Medscape: PCPs Weigh In On SCOTUS: Primary Care Roundtable
On July 28, 2012, the Supreme Court ruled that 2 key and controversial provisions contained in the Affordable Care Act (ACA) were constitutional: the individual mandate and state expansion of Medicaid. The press has covered these issues extensively, focusing on the consequences for patients and the general public. We asked members from our internal medicine and family medicine advisory boards about their thoughts and how the Court's decision might affect primary care physicians (7/9).
Health Policy Solutions (a Colo. news service): Republican Policies To Blame For Health Care Mess
There’s a pernicious tendency in politics that the arsonists who start the fire later return to the scene offering to solve the problem. That's what's happening now with the Republicans and health care (Francis M. Miller, 7/9).
Sacramento Bee: Health Reform Will Benefit Millions Of Californians
What does the Supreme Court decision upholding the Affordable Care Act mean for millions of Californians? If you're a 40-year-old single working mother with three kids – it means a lot. With a family income of $64,000, she's not poor but would be challenged to pay the $14,200 annual premium it would cost her for a family health plan (Peter V. Lee, 7/10).
The Wall Street Journal: An Organ 'Donor' Revolution
With all eyes fixed on the Supreme Court's recent health-care decision, a life-saving development swooped in under the radar: It is now legal to compensate bone-marrow donors. This represents a triumph for the 2,000-3,000 people with cancer and blood diseases who die each year while awaiting a marrow transplant (Sally Satel, 7/9).
Miami Herald/McClatchy Newspapers: Florida Loses Another Ridiculous Legal Battle
A Miami federal judge has struck down the new law prohibiting Florida doctors from discussing gun ownership with their patients. The ruling extends the legal losing streak of Gov. Rick Scott and right-wing lawmakers, who have set a pathetic record for unconstitutional bills. Written by the National Rifle Association, the so-called Firearm Owners' Privacy Act would have prevented concerned physicians from asking patients about guns kept in their houses. It's a reasonable query in domestic situations in which children might be at risk (Carl Hiaasen, 7/9).

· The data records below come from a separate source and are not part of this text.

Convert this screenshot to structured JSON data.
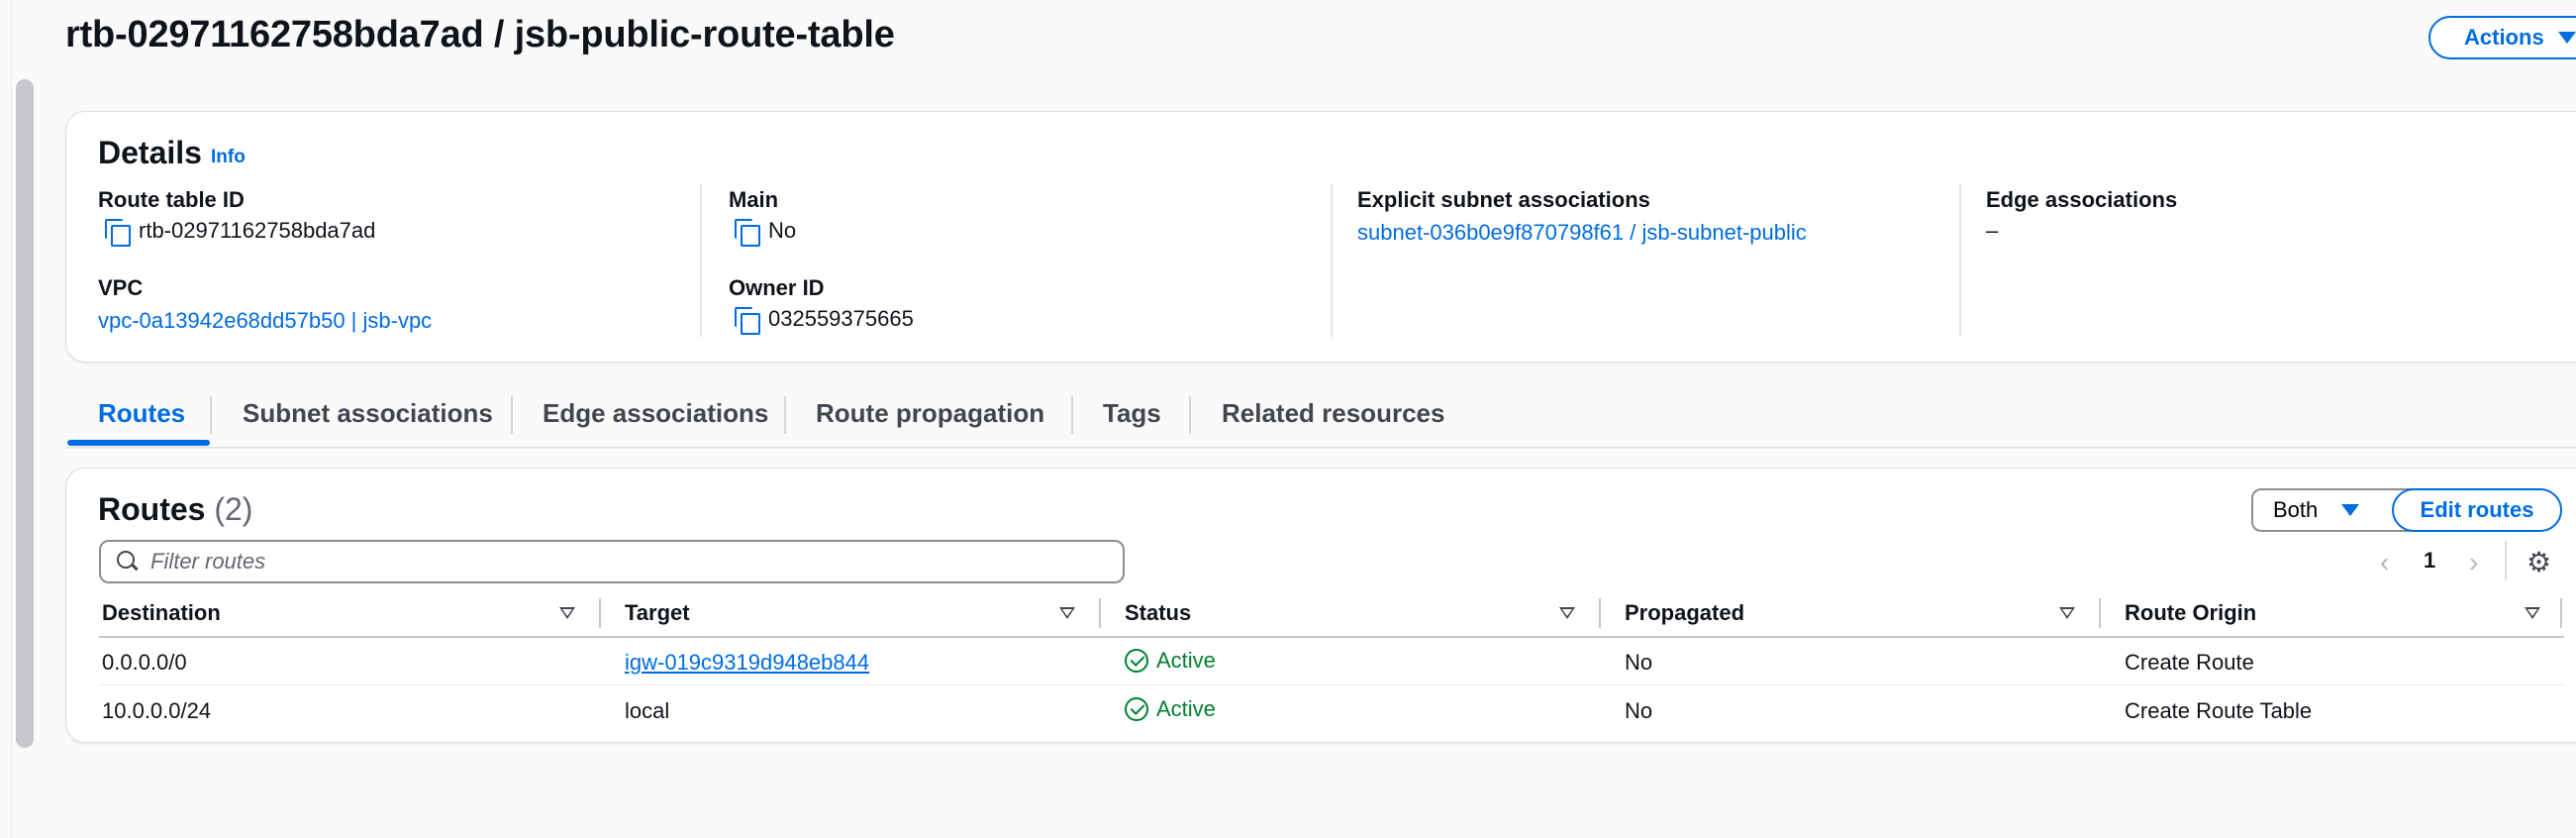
{
  "page": {
    "title": "rtb-02971162758bda7ad / jsb-public-route-table",
    "actions_label": "Actions"
  },
  "details": {
    "heading": "Details",
    "info_label": "Info",
    "route_table_id_label": "Route table ID",
    "route_table_id": "rtb-02971162758bda7ad",
    "vpc_label": "VPC",
    "vpc_value": "vpc-0a13942e68dd57b50 | jsb-vpc",
    "main_label": "Main",
    "main_value": "No",
    "owner_id_label": "Owner ID",
    "owner_id": "032559375665",
    "explicit_subnet_label": "Explicit subnet associations",
    "explicit_subnet_value": "subnet-036b0e9f870798f61 / jsb-subnet-public",
    "edge_assoc_label": "Edge associations",
    "edge_assoc_value": "–"
  },
  "tabs": [
    {
      "label": "Routes",
      "active": true
    },
    {
      "label": "Subnet associations"
    },
    {
      "label": "Edge associations"
    },
    {
      "label": "Route propagation"
    },
    {
      "label": "Tags"
    },
    {
      "label": "Related resources"
    }
  ],
  "routes": {
    "heading": "Routes",
    "count": "(2)",
    "both_label": "Both",
    "edit_label": "Edit routes",
    "filter_placeholder": "Filter routes",
    "page_prev": "‹",
    "page_number": "1",
    "page_next": "›",
    "columns": [
      "Destination",
      "Target",
      "Status",
      "Propagated",
      "Route Origin"
    ],
    "rows": [
      {
        "destination": "0.0.0.0/0",
        "target": "igw-019c9319d948eb844",
        "target_is_link": true,
        "status": "Active",
        "propagated": "No",
        "origin": "Create Route"
      },
      {
        "destination": "10.0.0.0/24",
        "target": "local",
        "target_is_link": false,
        "status": "Active",
        "propagated": "No",
        "origin": "Create Route Table"
      }
    ]
  },
  "colors": {
    "accent": "#006ce0",
    "success": "#00802f",
    "text": "#0f141a"
  },
  "icons": [
    "copy-icon",
    "search-icon",
    "gear-icon",
    "check-circle-icon",
    "chevron-left-icon",
    "chevron-right-icon",
    "caret-down-icon",
    "filter-icon"
  ]
}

Politico: Congress Must Stop Automatic Spending Cuts
Congress has now begun to focus on the automatic reductions in spending — or sequester — due to take effect in January because the legislators did not achieve the deficit-reduction goal they set for themselves in the 2011 bipartisan Budget Control Act. This is good news ... the sequester would cut overall domestic spending by about 8 percent, according to the Congressional Budget Office. ... Even an 8 percent cut, though, would cause severe harm to many of the investments most critical for our country’s long-term economic growth. Close to 700,000 young children and mothers would lose nutrition assistance they need to remain healthy. … The National Institutes of Health would issue about 700 fewer grants to medical researchers and up to 1,500 grants would be cut from the National Science Foundation (OMB Acting Director Jeffrey Zients, 7/10).